While working with nested groups, it's often impossible to quickly tell what's going on. Who is a member of which group, how many members there are? The bigger the AD, the higher probability of being lost. Also, telling someone that there are 300 group members doesn't have the same impact as showing it to them on a diagram, right? So le's see what Show-ADGroupMember can do, shall we?
By default, when given a group name, it will show one top tab with the group name, and three-second level tabs. Table with summary (basically a copy of what you saw with Get-WinADGroupMember). A basic diagram that doesn't care for nesting where it cares for connections between members. If there are duplicates, those should be displayed only once; however, their relationships will multiply. The third diagram is a hierarchical diagram that shows nested levels and how they are connected. Each graph can be saved to disk with right-click as an image. You may need a bigger monitor to fit it all, or you can zoom-in or zoom-out as required, but more extensive diagrams will be problematic.
Show-WinADGroupMember (alias: Show-ADGroupMember) can take multiple groups at the same time. What it does it creates a new top-level tab for each group given, and the rest stays the same.

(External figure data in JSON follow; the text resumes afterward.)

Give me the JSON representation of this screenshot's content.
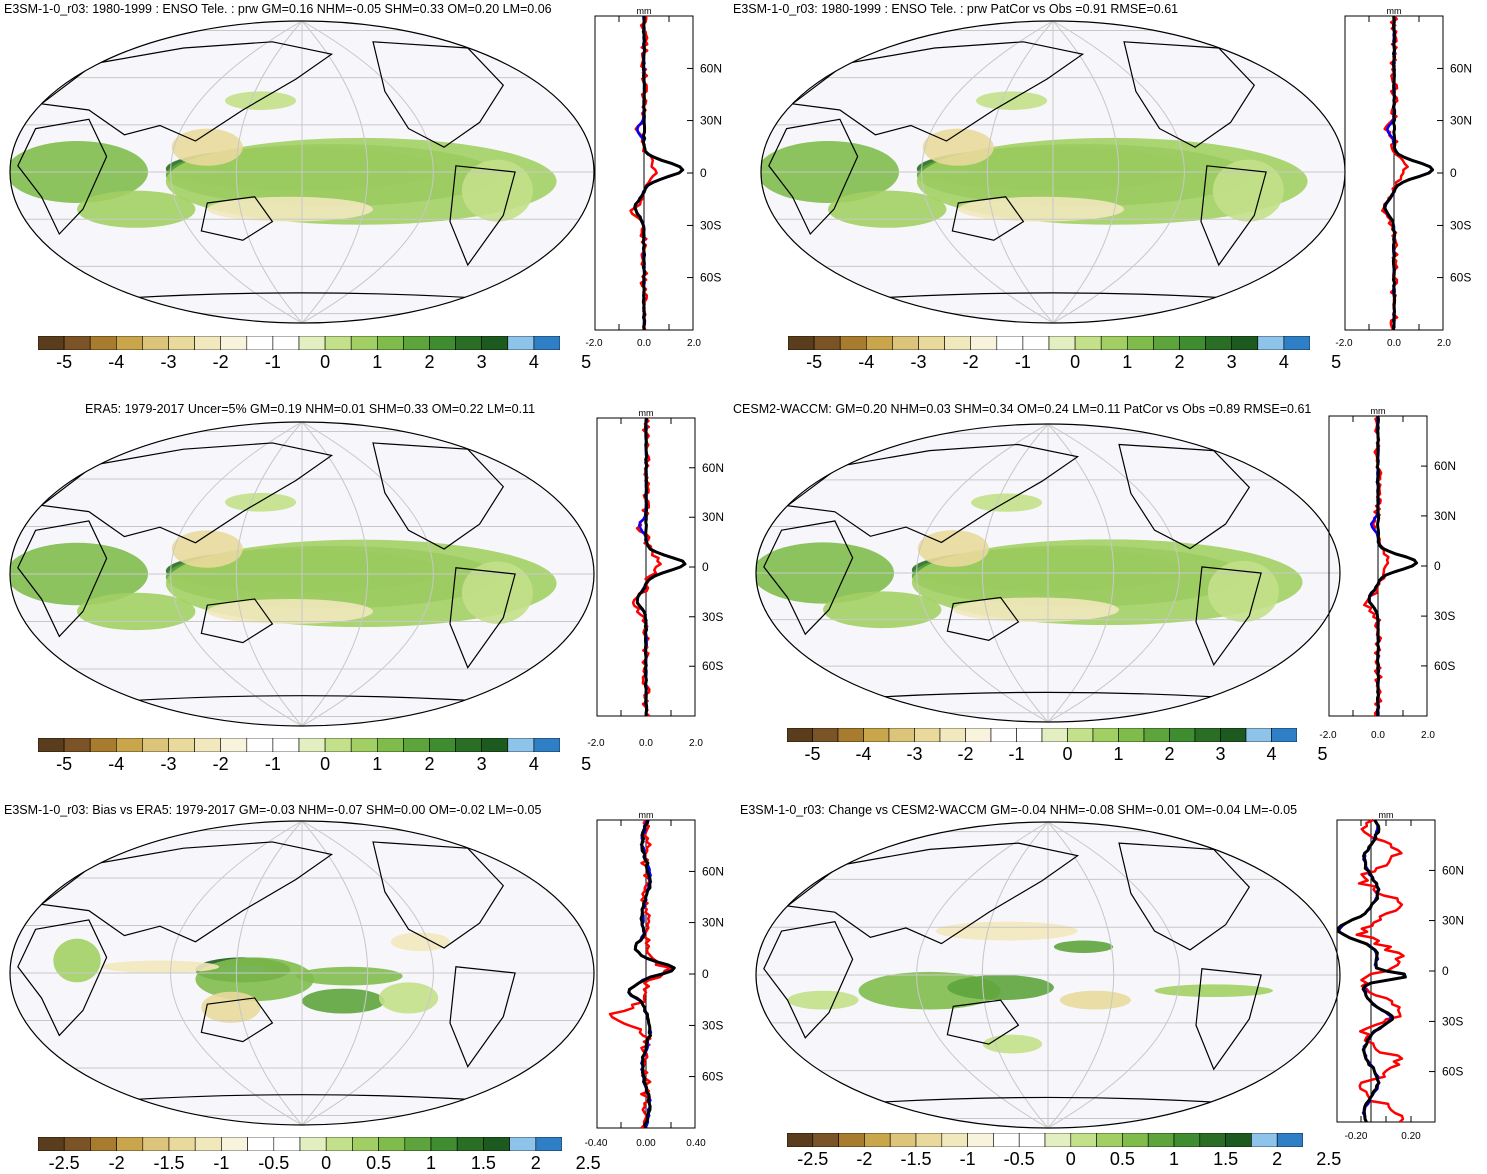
{
  "panels": [
    {
      "title": "E3SM-1-0_r03: 1980-1999 : ENSO Tele. : prw GM=0.16 NHM=-0.05 SHM=0.33 OM=0.20 LM=0.06",
      "profile_unit": "mm",
      "profile_xticks": [
        "-2.0",
        "0.0",
        "2.0"
      ],
      "profile_yticks": [
        "60N",
        "30N",
        "0",
        "30S",
        "60S"
      ],
      "colorbar_labels": [
        "-5",
        "-4",
        "-3",
        "-2",
        "-1",
        "0",
        "1",
        "2",
        "3",
        "4",
        "5"
      ],
      "scale": "full"
    },
    {
      "title": "E3SM-1-0_r03: 1980-1999 : ENSO Tele. : prw PatCor vs Obs =0.91 RMSE=0.61",
      "profile_unit": "mm",
      "profile_xticks": [
        "-2.0",
        "0.0",
        "2.0"
      ],
      "profile_yticks": [
        "60N",
        "30N",
        "0",
        "30S",
        "60S"
      ],
      "colorbar_labels": [
        "-5",
        "-4",
        "-3",
        "-2",
        "-1",
        "0",
        "1",
        "2",
        "3",
        "4",
        "5"
      ],
      "scale": "full"
    },
    {
      "title": "ERA5: 1979-2017 Uncer=5% GM=0.19 NHM=0.01 SHM=0.33 OM=0.22 LM=0.11",
      "profile_unit": "mm",
      "profile_xticks": [
        "-2.0",
        "0.0",
        "2.0"
      ],
      "profile_yticks": [
        "60N",
        "30N",
        "0",
        "30S",
        "60S"
      ],
      "colorbar_labels": [
        "-5",
        "-4",
        "-3",
        "-2",
        "-1",
        "0",
        "1",
        "2",
        "3",
        "4",
        "5"
      ],
      "scale": "full"
    },
    {
      "title": "CESM2-WACCM: GM=0.20 NHM=0.03 SHM=0.34 OM=0.24 LM=0.11 PatCor vs Obs =0.89 RMSE=0.61",
      "profile_unit": "mm",
      "profile_xticks": [
        "-2.0",
        "0.0",
        "2.0"
      ],
      "profile_yticks": [
        "60N",
        "30N",
        "0",
        "30S",
        "60S"
      ],
      "colorbar_labels": [
        "-5",
        "-4",
        "-3",
        "-2",
        "-1",
        "0",
        "1",
        "2",
        "3",
        "4",
        "5"
      ],
      "scale": "full"
    },
    {
      "title": "E3SM-1-0_r03: Bias vs ERA5: 1979-2017 GM=-0.03 NHM=-0.07 SHM=0.00 OM=-0.02 LM=-0.05",
      "profile_unit": "mm",
      "profile_xticks": [
        "-0.40",
        "0.00",
        "0.40"
      ],
      "profile_yticks": [
        "60N",
        "30N",
        "0",
        "30S",
        "60S"
      ],
      "colorbar_labels": [
        "-2.5",
        "-2",
        "-1.5",
        "-1",
        "-0.5",
        "0",
        "0.5",
        "1",
        "1.5",
        "2",
        "2.5"
      ],
      "scale": "bias"
    },
    {
      "title": "E3SM-1-0_r03: Change vs CESM2-WACCM GM=-0.04 NHM=-0.08 SHM=-0.01 OM=-0.04 LM=-0.05",
      "profile_unit": "mm",
      "profile_xticks": [
        "-0.20",
        "0.20"
      ],
      "profile_yticks": [
        "60N",
        "30N",
        "0",
        "30S",
        "60S"
      ],
      "colorbar_labels": [
        "-2.5",
        "-2",
        "-1.5",
        "-1",
        "-0.5",
        "0",
        "0.5",
        "1",
        "1.5",
        "2",
        "2.5"
      ],
      "scale": "change"
    }
  ],
  "palette": [
    "#5a3d1c",
    "#7a5426",
    "#a77c2e",
    "#c9a54b",
    "#dcc47a",
    "#e9d99c",
    "#f2e8bd",
    "#f8f3dd",
    "#ffffff",
    "#ffffff",
    "#e3efc0",
    "#c3e08a",
    "#a2cf64",
    "#7fbc4c",
    "#5da43c",
    "#3f8c31",
    "#2a6e25",
    "#1d5a1f",
    "#8fc4ea",
    "#2f7fc6"
  ],
  "series_colors": {
    "model": "#0000ff",
    "obs": "#ff0000",
    "zonal_mean": "#000000"
  }
}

Show-ADGroupMember -GroupName 'Domain Admins', 'Enterprise Admins', 'Administrators', 'Account Operators', 'Backup Operators' -FilePath $PSScriptRoot\Reports\GroupMembership.html
All groups without members are skipped. This means you can query multiple groups at the same time and get pretty diagrams for easy viewing. Unfortunately, there's one drawback to this – it works fine for small groups, but when you deal with a domain of 80000 users in size, things get complicated. When you try to display ten groups, each having 400 nested members, which means there are at least 8000 objects across 20 diagrams to be drawn, and that makes it a bit unusable. If you are going to work with large groups, I suggest doing it, one group at a time, or use additional switches HideUsers, HideComputers, HideAppliesTo. What those switches do is hide respective objects from the diagram, one or both, leaving only Groups and their connections.
Show-ADGroupMember -GroupName 'Domain Admins', 'Enterprise Admins', 'Administrators', 'Account Operators', 'Backup Operators' -FilePath $PSScriptRoot\Reports\GroupMembership.html -HideUsers
After we removed users, the diagrams are more readable, and we still get additional details on how it's all connected and how many members there are. You need to pick your battles. But that's not all.

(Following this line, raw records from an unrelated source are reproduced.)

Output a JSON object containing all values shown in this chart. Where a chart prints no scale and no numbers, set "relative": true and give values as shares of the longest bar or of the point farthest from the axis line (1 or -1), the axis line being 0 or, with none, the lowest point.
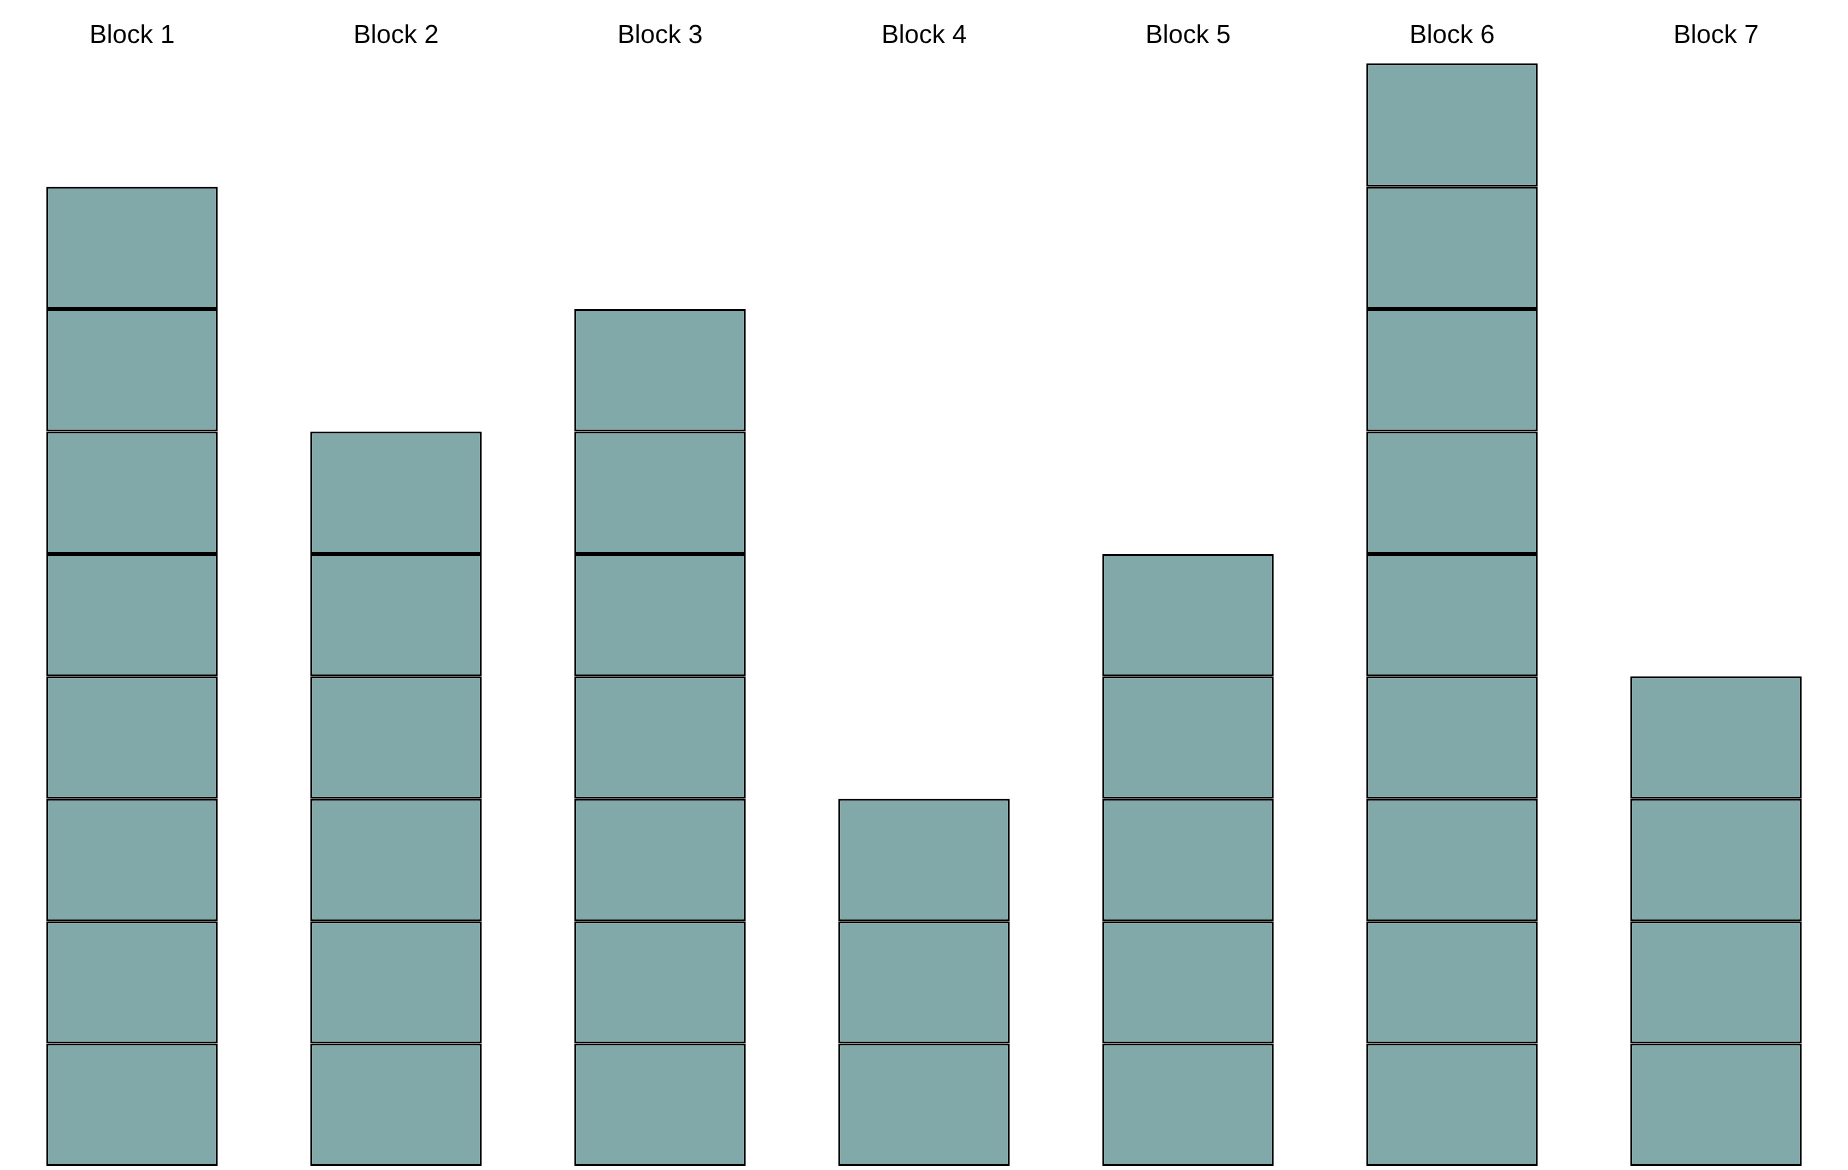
{
  "chart_data": {
    "type": "bar",
    "stacked": true,
    "relative": true,
    "categories": [
      "Block 1",
      "Block 2",
      "Block 3",
      "Block 4",
      "Block 5",
      "Block 6",
      "Block 7"
    ],
    "series": [
      {
        "color": "#82a9aa",
        "values": [
          0.111,
          0.111,
          0.111,
          0.111,
          0.111,
          0.111,
          0.111
        ]
      },
      {
        "color": "#82a9aa",
        "values": [
          0.111,
          0.111,
          0.111,
          0.111,
          0.111,
          0.111,
          0.111
        ]
      },
      {
        "color": "#82a9aa",
        "values": [
          0.111,
          0.111,
          0.111,
          0.111,
          0.111,
          0.111,
          0.111
        ]
      },
      {
        "color": "#82a9aa",
        "values": [
          0.111,
          0.111,
          0.111,
          null,
          0.111,
          0.111,
          0.111
        ]
      },
      {
        "color": "#82a9aa",
        "values": [
          0.111,
          0.111,
          0.111,
          null,
          0.111,
          0.111,
          null
        ]
      },
      {
        "color": "#82a9aa",
        "values": [
          0.111,
          0.111,
          0.111,
          null,
          null,
          0.111,
          null
        ]
      },
      {
        "color": "#82a9aa",
        "values": [
          0.111,
          null,
          0.111,
          null,
          null,
          0.111,
          null
        ]
      },
      {
        "color": "#82a9aa",
        "values": [
          0.111,
          null,
          null,
          null,
          null,
          0.111,
          null
        ]
      },
      {
        "color": "#82a9aa",
        "values": [
          null,
          null,
          null,
          null,
          null,
          0.112,
          null
        ]
      }
    ],
    "grid": false,
    "legend": false
  }
}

The command has two more parameters, called Summary and SummaryOnly. In the case of Summary, it displays all tabs as before, and it adds a Summary tab on which all groups you requested are matched on one diagram. This gets you an interesting view of the interconnectivity of groups you asked for.
Show-WinADGroupMember -GroupName 'Test-Group', 'Domain Admins','Enterprise Admins', 'Administrators' -FilePath $PSScriptRoot\Reports\GroupMembership.html -Summary -HideUsers
Similarly, SummaryOnly does the same thing, but it skips individual reports for groups. Again, I want to reiterate that depending on groups you're investigating and it's member count, you may need to pick what you want to request and what you want to see at the same time. It's a bit try, see and adjust. It may work well or it may stutter a bit or not open at all. I would like your feedback so make sure to open issues with problems/feature requests on GitHub. I made an effort for the diagrams/tables to have proper data, but I do make mistakes so maybe I missed something.